Ross Silver • May 18, 2022

The term federal funds rate refers to the target interest rate set by the Federal Open Market Committee (FOMC). FOMC is the branch of the Federal Reserve System (FRS) that determines the direction of monetary policy specifically by directing open market operations (OMOs). The target is the rate at which the Fed suggests commercial banks borrow and lend their excess reserves to each other overnight.


After raising the target in March 2022, the Federal Reserve again raised the target for the fed funds rate by half a point to 0.75%-1% during its May 2022 meeting. This second consecutive rate hike was the biggest rise in borrowing costs since 2000, and supposedly was aimed to tackle soaring inflation.


What impact will this rate hike have on the consumers? While that rate mostly affects banks, it will have some impact on consumers. The federal funds rate will affect banks’ prime rate, the interest rate they charge their best customers. A higher prime rate will affect auto loans, personal loans, and interest rates on credit cards, all of which are already extremely high.


A higher target means borrowing money for homeowners just got more expensive. Long term fixed mortgage rates have been creeping higher, as they are affected by the economy and inflation.

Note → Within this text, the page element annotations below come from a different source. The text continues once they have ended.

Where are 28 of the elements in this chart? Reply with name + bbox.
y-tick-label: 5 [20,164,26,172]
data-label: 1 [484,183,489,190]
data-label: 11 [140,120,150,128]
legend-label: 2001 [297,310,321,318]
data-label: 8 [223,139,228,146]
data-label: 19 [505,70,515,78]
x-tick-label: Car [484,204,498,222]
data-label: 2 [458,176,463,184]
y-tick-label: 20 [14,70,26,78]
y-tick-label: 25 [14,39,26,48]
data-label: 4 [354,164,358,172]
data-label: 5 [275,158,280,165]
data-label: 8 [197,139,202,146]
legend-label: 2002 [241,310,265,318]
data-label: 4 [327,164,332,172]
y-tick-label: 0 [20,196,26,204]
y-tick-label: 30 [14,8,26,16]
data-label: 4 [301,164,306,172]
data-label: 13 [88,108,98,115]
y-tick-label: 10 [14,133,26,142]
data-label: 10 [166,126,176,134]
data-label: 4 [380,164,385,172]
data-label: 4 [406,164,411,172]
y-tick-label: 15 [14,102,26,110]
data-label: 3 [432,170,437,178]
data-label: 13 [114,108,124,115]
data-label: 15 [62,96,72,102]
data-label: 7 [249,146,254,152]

According to Jacob Channel, senior economic analyst at Lending Tree,
the average fixed rate mortgage is well above 4% and is likely to keep rising. Homeowners with adjustable-rate mortgages or home equity lines of credit, which are linked to the prime rate, will be more directly affected. In a nutshell, the higher rates go, the harder it will be to borrow. 


Credit card rates will also head higher. Since most credit cards have a variable rate, there is a direct connection to the Fed’s benchmark.
Matt Schultz, chief credit analyst for Lending Tree, stated, “A single quarter-point rate increase isn’t likely to flip cardholders’ financial world upside down. However, all rate hikes, even small ones, are unwelcome news for folks with credit card debt.”


The interest rate hike will also affect consumers who invest in the stock market. The soaring inflation does not bode well for stock investors. The combination of higher interest rates and higher inflation is usually bad for stocks since it reduces growth and, in many cases, companies’ profits.


One silver lining for consumers in raising the target might be found in their savings accounts (if they have any). The national average interest rate for savings accounts is a mere 0.06%, according to Bankrate’s May 11 weekly survey of institutions. Consumers will hopefully see a boost in their savings rate as a result of the rise in the target rate.